Leadership Confidence

Leadership confidence is an integration process.  Beyond the tasks of your executive role, who you are as a leader is as much a matter of awareness and attentive design and sculpting as it is a development process.
Personal and professional development as a leader involves intentional integration.  Notice, as you observe leaders around you and in the media, if these leaders are leading from one of three primary internal leadership domains: their head, their heart, or their gut. Once you start paying attention, it’s fairly obvious which type of leader they are. Of course, as multi-dimensional human beings, all of us are capable of leading from all three domains, but most people gravitate towards the one that is easiest, most familiar, and most comfortable for them.  It’s all unconscious, and automatic.
Experiment with it for yourself.  Which one are you primarily?  If you’re not sure, ask someone you trust who has seen you lead.
Head: You’re intellectual, logical, knowledgeable, and a problem-solver.
Heart: You’re relational, empathetic, compassionate, and care deeply.

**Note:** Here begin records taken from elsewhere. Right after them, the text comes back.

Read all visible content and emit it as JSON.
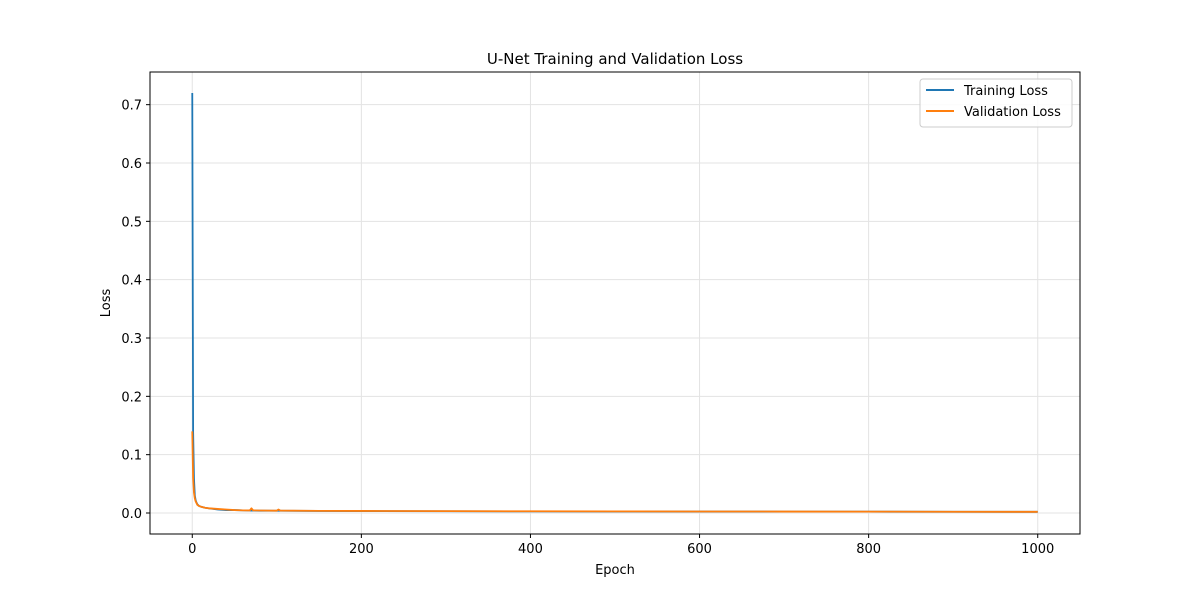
{
  "chart_data": {
    "type": "line",
    "title": "U-Net Training and Validation Loss",
    "xlabel": "Epoch",
    "ylabel": "Loss",
    "xlim": [
      -50,
      1050
    ],
    "ylim": [
      -0.036,
      0.756
    ],
    "xticks": [
      0,
      200,
      400,
      600,
      800,
      1000
    ],
    "xtick_labels": [
      "0",
      "200",
      "400",
      "600",
      "800",
      "1000"
    ],
    "yticks": [
      0.0,
      0.1,
      0.2,
      0.3,
      0.4,
      0.5,
      0.6,
      0.7
    ],
    "ytick_labels": [
      "0.0",
      "0.1",
      "0.2",
      "0.3",
      "0.4",
      "0.5",
      "0.6",
      "0.7"
    ],
    "grid": true,
    "legend_position": "top-right",
    "series": [
      {
        "name": "Training Loss",
        "color": "#1f77b4",
        "x": [
          0,
          1,
          2,
          3,
          4,
          5,
          6,
          8,
          10,
          15,
          20,
          30,
          40,
          50,
          60,
          70,
          80,
          100,
          150,
          200,
          300,
          400,
          500,
          600,
          700,
          800,
          900,
          1000
        ],
        "y": [
          0.72,
          0.14,
          0.06,
          0.03,
          0.022,
          0.018,
          0.015,
          0.012,
          0.011,
          0.009,
          0.008,
          0.006,
          0.005,
          0.005,
          0.0045,
          0.0042,
          0.004,
          0.0038,
          0.0035,
          0.0033,
          0.003,
          0.0028,
          0.0027,
          0.0025,
          0.0024,
          0.0023,
          0.0022,
          0.002
        ]
      },
      {
        "name": "Validation Loss",
        "color": "#ff7f0e",
        "x": [
          0,
          1,
          2,
          3,
          4,
          5,
          6,
          8,
          10,
          15,
          20,
          30,
          40,
          50,
          60,
          68,
          70,
          72,
          80,
          100,
          102,
          104,
          150,
          200,
          300,
          400,
          500,
          600,
          700,
          800,
          900,
          1000
        ],
        "y": [
          0.14,
          0.06,
          0.035,
          0.025,
          0.02,
          0.017,
          0.014,
          0.012,
          0.011,
          0.009,
          0.008,
          0.007,
          0.006,
          0.005,
          0.0045,
          0.0044,
          0.008,
          0.0045,
          0.0043,
          0.004,
          0.006,
          0.0042,
          0.0037,
          0.0035,
          0.0032,
          0.003,
          0.0028,
          0.0026,
          0.0025,
          0.0024,
          0.0022,
          0.002
        ]
      }
    ]
  }
}
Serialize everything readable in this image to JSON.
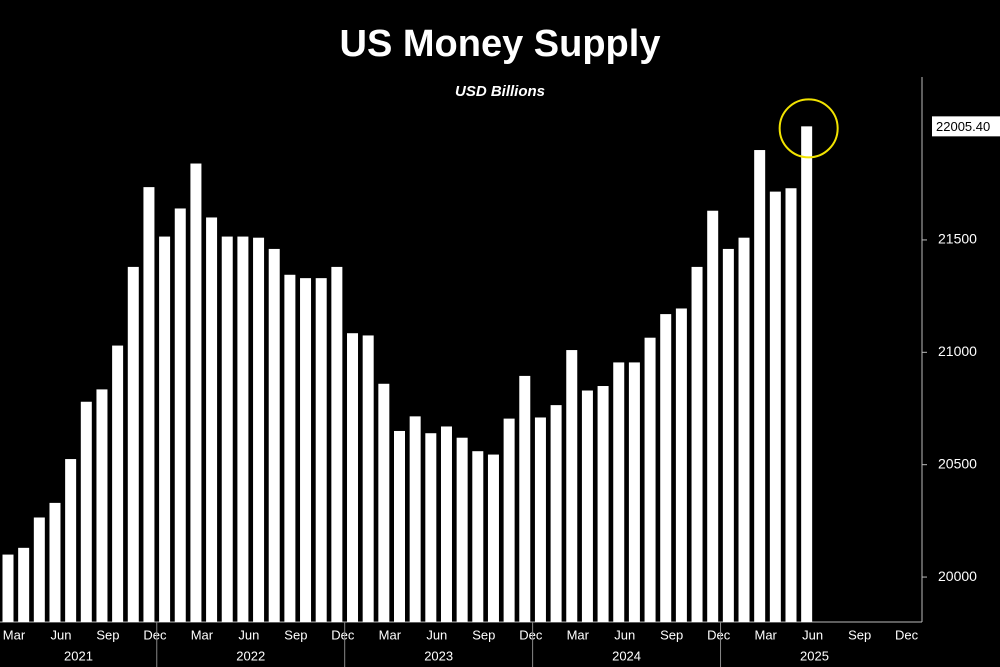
{
  "chart_data": {
    "type": "bar",
    "title": "US Money Supply",
    "subtitle": "USD Billions",
    "categories": [
      "Mar",
      null,
      null,
      "Jun",
      null,
      null,
      "Sep",
      null,
      null,
      "Dec",
      null,
      null,
      "Mar",
      null,
      null,
      "Jun",
      null,
      null,
      "Sep",
      null,
      null,
      "Dec",
      null,
      null,
      "Mar",
      null,
      null,
      "Jun",
      null,
      null,
      "Sep",
      null,
      null,
      "Dec",
      null,
      null,
      "Mar",
      null,
      null,
      "Jun",
      null,
      null,
      "Sep",
      null,
      null,
      "Dec",
      null,
      null,
      "Mar",
      null,
      null,
      "Jun",
      null,
      null,
      "Sep",
      null,
      null,
      "Dec"
    ],
    "years": [
      "2021",
      "2022",
      "2023",
      "2024",
      "2025"
    ],
    "values": [
      20100,
      20130,
      20265,
      20330,
      20525,
      20780,
      20835,
      21030,
      21380,
      21735,
      21515,
      21640,
      21840,
      21600,
      21515,
      21515,
      21510,
      21460,
      21345,
      21330,
      21330,
      21380,
      21085,
      21075,
      20860,
      20650,
      20715,
      20640,
      20670,
      20620,
      20560,
      20545,
      20705,
      20895,
      20710,
      20765,
      21010,
      20830,
      20850,
      20955,
      20955,
      21065,
      21170,
      21195,
      21380,
      21630,
      21460,
      21510,
      21900,
      21715,
      21730,
      22005.4,
      null,
      null,
      null,
      null,
      null,
      null
    ],
    "value_labels": [
      null,
      null,
      null,
      null,
      null,
      null,
      null,
      null,
      null,
      null,
      null,
      null,
      null,
      null,
      null,
      null,
      null,
      null,
      null,
      null,
      null,
      null,
      null,
      null,
      null,
      null,
      null,
      null,
      null,
      null,
      null,
      null,
      null,
      null,
      null,
      null,
      null,
      null,
      null,
      null,
      null,
      null,
      null,
      null,
      null,
      null,
      null,
      null,
      null,
      null,
      null,
      "22005.40",
      null,
      null,
      null,
      null,
      null,
      null
    ],
    "color": "#ffffff",
    "highlight_color": "#f2e300",
    "ylim": [
      19800,
      22225
    ],
    "yticks": [
      20000,
      20500,
      21000,
      21500
    ]
  }
}
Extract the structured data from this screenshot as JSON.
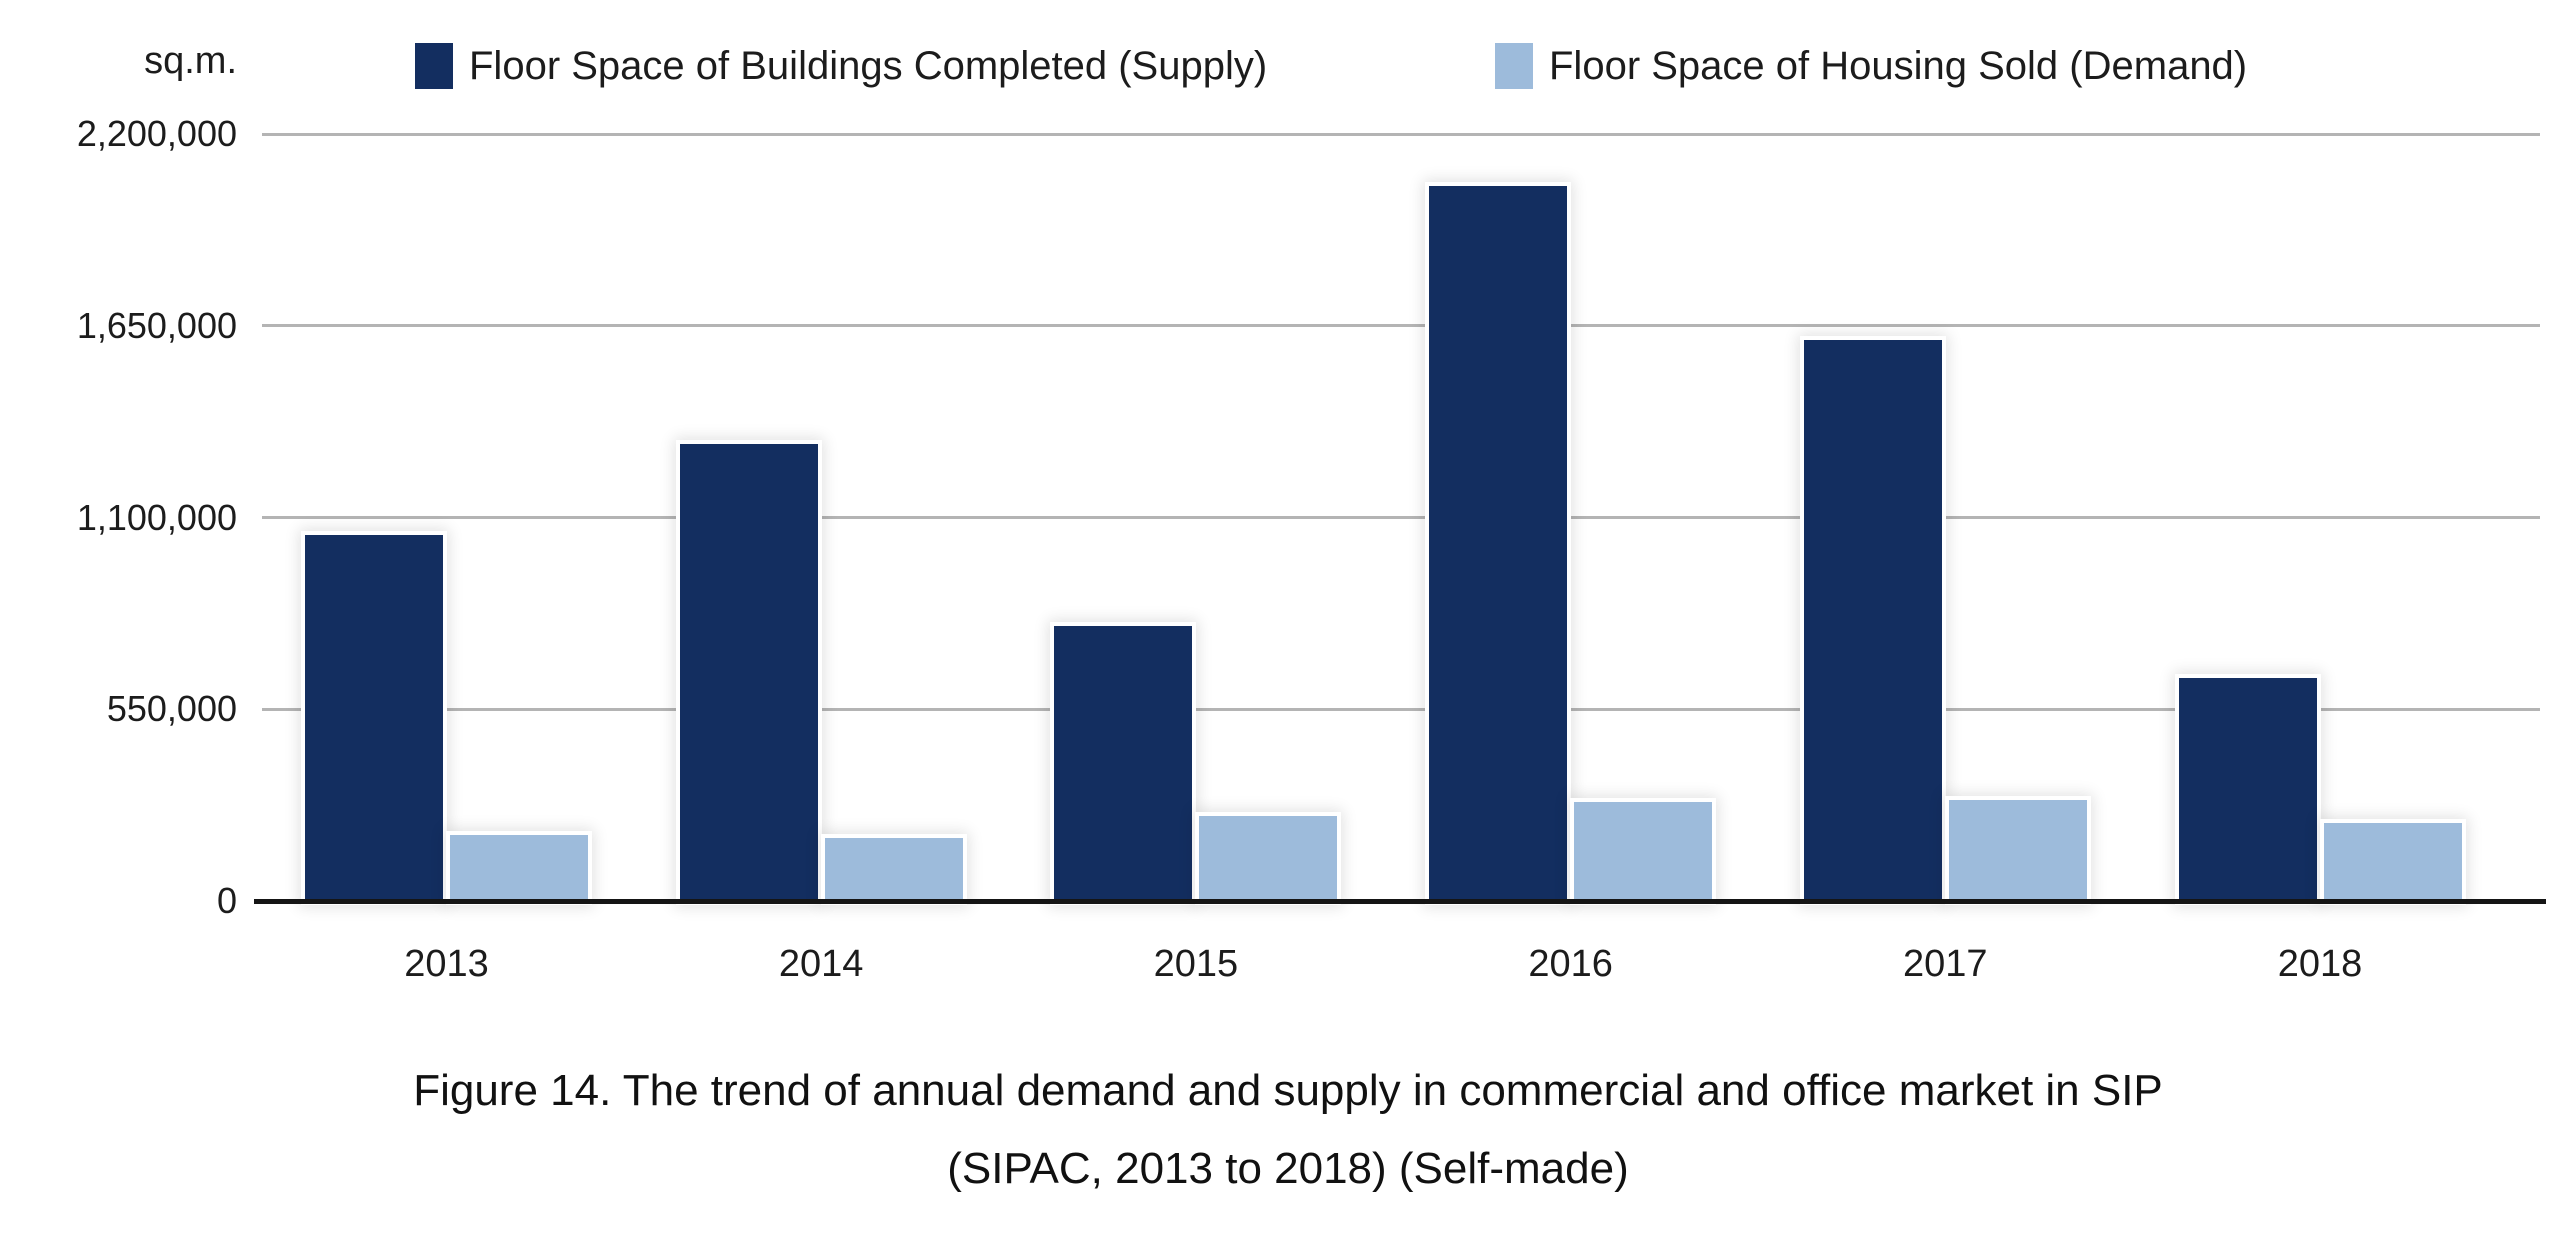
{
  "legend": [
    {
      "label": "Floor Space of Buildings Completed (Supply)",
      "color": "#132e60"
    },
    {
      "label": "Floor Space of Housing Sold (Demand)",
      "color": "#9dbbdb"
    }
  ],
  "caption": {
    "line1": "Figure 14. The trend of annual demand and supply in commercial and office market in SIP",
    "line2": "(SIPAC, 2013 to 2018) (Self-made)"
  },
  "chart_data": {
    "type": "bar",
    "title": "",
    "xlabel": "",
    "ylabel": "sq.m.",
    "categories": [
      "2013",
      "2014",
      "2015",
      "2016",
      "2017",
      "2018"
    ],
    "series": [
      {
        "name": "Floor Space of Buildings Completed (Supply)",
        "color": "#132e60",
        "values": [
          1050000,
          1310000,
          790000,
          2050000,
          1610000,
          640000
        ]
      },
      {
        "name": "Floor Space of Housing Sold (Demand)",
        "color": "#9dbbdb",
        "values": [
          190000,
          180000,
          245000,
          285000,
          290000,
          225000
        ]
      }
    ],
    "ylim": [
      0,
      2200000
    ],
    "yticks": {
      "values": [
        0,
        550000,
        1100000,
        1650000,
        2200000
      ],
      "labels": [
        "0",
        "550,000",
        "1,100,000",
        "1,650,000",
        "2,200,000"
      ]
    },
    "grid": true,
    "legend_position": "top",
    "gridline_color": "#b4b4b4",
    "axis_color": "#151515"
  }
}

Gut: You’re instinctive, reactionary, quick-reflexes, and decisive.
What’s possible if you consciously choose to lead from one or more of your non-primary leadership domains based on the situation you’re facing? Can you experiment with trying to lead from one of the other domains?  For example, if you’re a head leader, can you bring forth your own personal expression of heart leadership or gut leadership for different scenarios?
True leadership confidence comes from mastering the ability to integrate all three for a meaningful external purpose. Whether that purpose is to influence, to guide, or to serve, your reasons why you wish to integrate matter.  What is the impact you wish to have that is important enough to develop your skill of integration?
What have you discovered about leadership and yourself at those times when you’ve integrated your head, heart, and gut successfully?